C’est sans doute ce lien entre le geste juste et la précision du détail qui explique sa collaboration avec Audemars Piguet. La maison horlogère symbolise un rapport au temps qui lui ressemble, maîtrisé, mesuré, intérieur. Une montre mécanique, comme un rôle, demande de la patience et une écoute du rythme. Schneider la porte sans démonstration. Chez lui, le temps n’est pas un décor mais une présence qu’il apprivoise, comme une seconde nature. « Quand on tourne, on s’appartient peu, glisse-t-il, sincère. C’est un métier qui t’absorbe complètement ». Les journées de quinze ou seize heures, parfois de nuit, ne laissent pas de place au reste. « Mais après, j’aime revenir à moi, ne rien faire, passer du temps avec ma famille. » Il est père depuis deux ans. « Avoir un enfant, ça change tout. Ça oblige à s’organiser, à devenir adulte. Tu n’es plus responsable seulement de toi. Le temps passe autrement. C’est une boussole, un rappel qu’il faut vivre le présent et faire ce qu’on a vraiment envie de faire. »

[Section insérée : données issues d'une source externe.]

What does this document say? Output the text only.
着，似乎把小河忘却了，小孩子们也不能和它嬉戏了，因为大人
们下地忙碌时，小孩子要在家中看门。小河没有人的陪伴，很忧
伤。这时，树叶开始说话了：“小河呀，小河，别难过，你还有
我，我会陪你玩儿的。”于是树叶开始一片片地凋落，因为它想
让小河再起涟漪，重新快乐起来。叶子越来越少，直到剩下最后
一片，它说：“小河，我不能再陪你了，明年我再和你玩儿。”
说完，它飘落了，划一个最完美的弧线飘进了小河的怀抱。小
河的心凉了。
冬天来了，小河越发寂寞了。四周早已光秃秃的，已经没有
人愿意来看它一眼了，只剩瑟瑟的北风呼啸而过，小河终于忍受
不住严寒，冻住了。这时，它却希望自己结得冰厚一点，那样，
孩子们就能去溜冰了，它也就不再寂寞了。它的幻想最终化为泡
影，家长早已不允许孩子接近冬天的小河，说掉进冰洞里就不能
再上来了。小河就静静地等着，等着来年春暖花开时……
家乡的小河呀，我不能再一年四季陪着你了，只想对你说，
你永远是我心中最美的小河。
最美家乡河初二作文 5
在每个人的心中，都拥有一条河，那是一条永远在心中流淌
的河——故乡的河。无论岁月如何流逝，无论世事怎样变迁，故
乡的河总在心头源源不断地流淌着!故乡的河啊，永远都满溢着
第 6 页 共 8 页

Il ne cherche pas la maîtrise pour elle-même, simplement la justesse. « Je ne fais pas de plan de carrière. Je ne suis pas entrepreneur, je ne contrôle pas la demande. » Il accepte ce qui vient, sans se forcer à exister partout. Ce refus du calcul, rare dans son milieu, l’a conduit vers une filmographie où la discrétion n’exclut pas l’intensité : Les Amours imaginaires de Xavier Dolan, Diamant noir d’Arthur Harari, Sympathie pour le diable, Les choses qu’on dit, les choses qu’on fait. Et aujourd’hui, Les Tourmentés de Lucas Belvaux, où il incarne un ancien légionnaire, et Badh, un film d’espionnage tourné l’an passé. Des rôles où le calme et la retenue deviennent une forme d’expression.
La conversation revient sur les transformations qu’il s’impose. Il montre des photos sur son téléphone. Sur l’une, il apparaît méconnaissable, amaigri. Sur une autre, il porte l’uniforme du général Leclerc, droit, massif, presque hiératique. Il l’incarne dans le diptyque biographique d’Antonin Baudry sur De Gaulle, dont la sortie est prévue pour janvier 2026. Entre les deux images, le même regard, la même concentration. Pour lui, tout passe par le corps. « Un acteur, c’est une enveloppe modulable. » Sur le plateau du shooting, son crâne rasé donne une certaine dureté à son visage, mais le sourire n’est jamais loin. Pas besoin d’en rajouter, il tient le cadre. L’œil du photographe cherche le bon angle, lui reste fixe, attentif, présent. Il ne joue pas, il attend. Dans ce léger décalage, tout est dit. Niels Schneider ne court pas après le mouvement, il lui donne sa cadence. Sa manière d’exister dans un monde saturé de vitesse tient à cette précision, à cet art du contre-temps. Chez lui, la mesure et la retenue ne sont pas des retraits, mais des choix. Et peut-être aussi une forme d’élégance : celle de ne jamais confondre le passage du temps et sa valeur.